Глава 40
Синие и серые агенты
Провал балтиморского заговора интересен и важен не только тем, что удалось уберечь от смерти Линкольна, которому предстояло спасти Союз американских штатов, но и тем, что он продемонстрировал слаженную координацию действий секретной службы и контрразведки. Пинкертон и его сотрудники вернулись в Чикаго; но их совместные операции в те критические недели, предшествовавшее вступлению президента в должность 4 марта 1861 года, настолько высоко зарекомендовали агентство Пинкертона в кругах нового республиканского руководства, что глава агентства и Тимоти Уэбстер были снова вызваны в Вашингтон.
Из-за разногласий, волнений и вооруженных восстаний в стране царила угроза неизбежной войны. Организованный мятеж охватил девять южных штатов, а у федерального правительства имелась лишь плохо организованная и морально неустойчивая армия. Каждый сколько-нибудь значительный штаб северян кишел шпионами. И поскольку президент Джеймс Бьюкенен намеревался завещать своему преемнику все трудности своей четырехлетней халатности, секретной службы для борьбы с ними у федерального правительства не было и в помине.
В понедельник 15 апреля, после того как мятежные артиллеристы Чарлстона в Южной Каролине прекратили стрельбу по форту Самнер, президент Линкольн объявил первый призыв 75 тысяч волонтеров. 19 апреля Массачусетский пехотный полк высадился в Балтиморе, чтобы промаршировать по городу и проследовать в Вашингтон. И тут оправдались самые худшие предсказания сыщиков, сделанные ими еще в феврале, восьмью неделями раньше, — начались беспорядки и бесчинства. Агитация Фернандины и его последователей, нескрываемая враждебность местных чиновников, вроде полицейского маршала Кейна, наконец-то нашли себе выход; пехотинцам-«янки», осажденным огромной толпой, подстрекаемой к зверским насилиям, пришлось отстаивать свою жизнь штыками и стрельбой.
За этим кровавым бунтом последовала вторая демонстрация, о возможности которой еще за два месяца предупреждали пинкертоновские агенты. На заре 20 апреля были сожжены мосты у Мелвейла, Рили-Хауса и Кокисвилла, на Гаррисбергской дороге, а также через реки Буш, Ганпаудер и Гаррис-Крик. Сообщение между столицей и Севером было прервано, телеграфные провода перерезаны. Правительство оказалось запертым в Вашингтоне, где оставалось всего несколько батальонов солдат, зато вдвое больше сторонников раскола, хотя и недисциплинированных, но все же действенных.
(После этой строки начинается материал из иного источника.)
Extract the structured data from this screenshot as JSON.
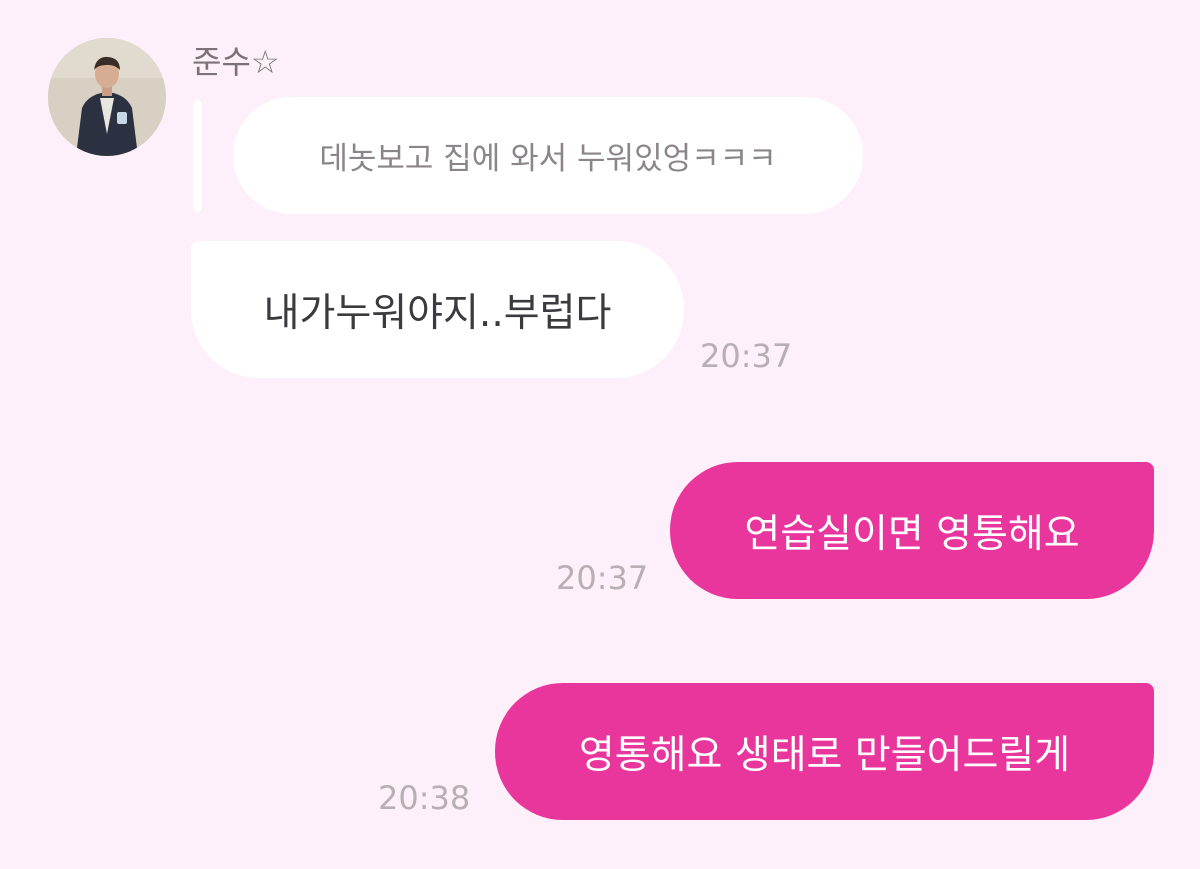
{
  "contact": {
    "name": "준수☆",
    "avatar_icon": "profile-photo"
  },
  "messages": [
    {
      "direction": "incoming",
      "quoted_text": "데놋보고 집에 와서 누워있엉ㅋㅋㅋ",
      "text": "내가누워야지..부럽다",
      "time": "20:37"
    },
    {
      "direction": "outgoing",
      "text": "연습실이면 영통해요",
      "time": "20:37"
    },
    {
      "direction": "outgoing",
      "text": "영통해요 생태로 만들어드릴게",
      "time": "20:38"
    }
  ],
  "colors": {
    "background": "#fdf0fa",
    "incoming_bubble": "#ffffff",
    "outgoing_bubble": "#e8369c",
    "timestamp": "#b6afb4"
  }
}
Одним из первых эмиссаров Севера, отправленных на исследование этой безлюдной земли с разбитыми дорогами и вооруженными группировками, был Тимоти Уэбстер. В подкладку его жилета и в воротник пальто миссис Кет Уорн вшила дюжину мелко исписанных посланий от друзей президента. Этот пинкертоновский агент не только весьма спешно доставил их секретарю Линкольна, но и привез с собой устные сообщения, в результате чего был арестован один из видных заговорщиков, который должен был доставить депеши, содержавшие многочисленные доказательства заговора сепаратистов.
Поимка курьера конфедератов послужила обнадеживающим началом; Линкольн послал за Уэбстером, желая лично его поздравить. Всего за три месяца Тимоти Уэбстер превратился из частного сыщика в секретного агента и шпиона-профессионала, шпиона-двой ника, в наблюдателя, в правительственного курьера и, наконец, в контрразведчика — испробовав все основные роли в системе секретной службы, — и это без каких-либо прямых указаний, но с неизменным успехом. Несомненно, его успехи частично обусловливались дезорганизацией, царившей в лагере южан.
Одно из писем Линкольна, спрятанное в выдолбленной трости Уэбстера, было адресовано его начальнику Пинкертону. Президент приглашал Алана Пинкертона прибыть в столицу и обсудить с ним и членами кабинета вопрос об учреждении «отдела секретной службы» в надежде «удостоверить социальные, политические и патриотические взаимосвязи многочисленных подозрительных личностей» в Вашингтоне и за его пределами.
Пинкертон согласился. Тучи агентов Юга без устали следили за приготовлениями Севера к войне. Их оказалось так много, чтобы ошибочно принимать за шпионов, — это больше походило на своего рода конвенцию или «движение». Никто не угрожал им, никто не призывал их к порядку или сдерживал от усугубления путаницы. Их донесения также были полны путаницы, но они, безусловно, приносили косвенный вред. Если бы существовала контрразведка, которая мешала бы им посылать донесения о приготовлениях Севера — недостаточные для войны и слишком неумеренные для паники, — южане вряд ли мобилизовались бы с таким явным ликованием.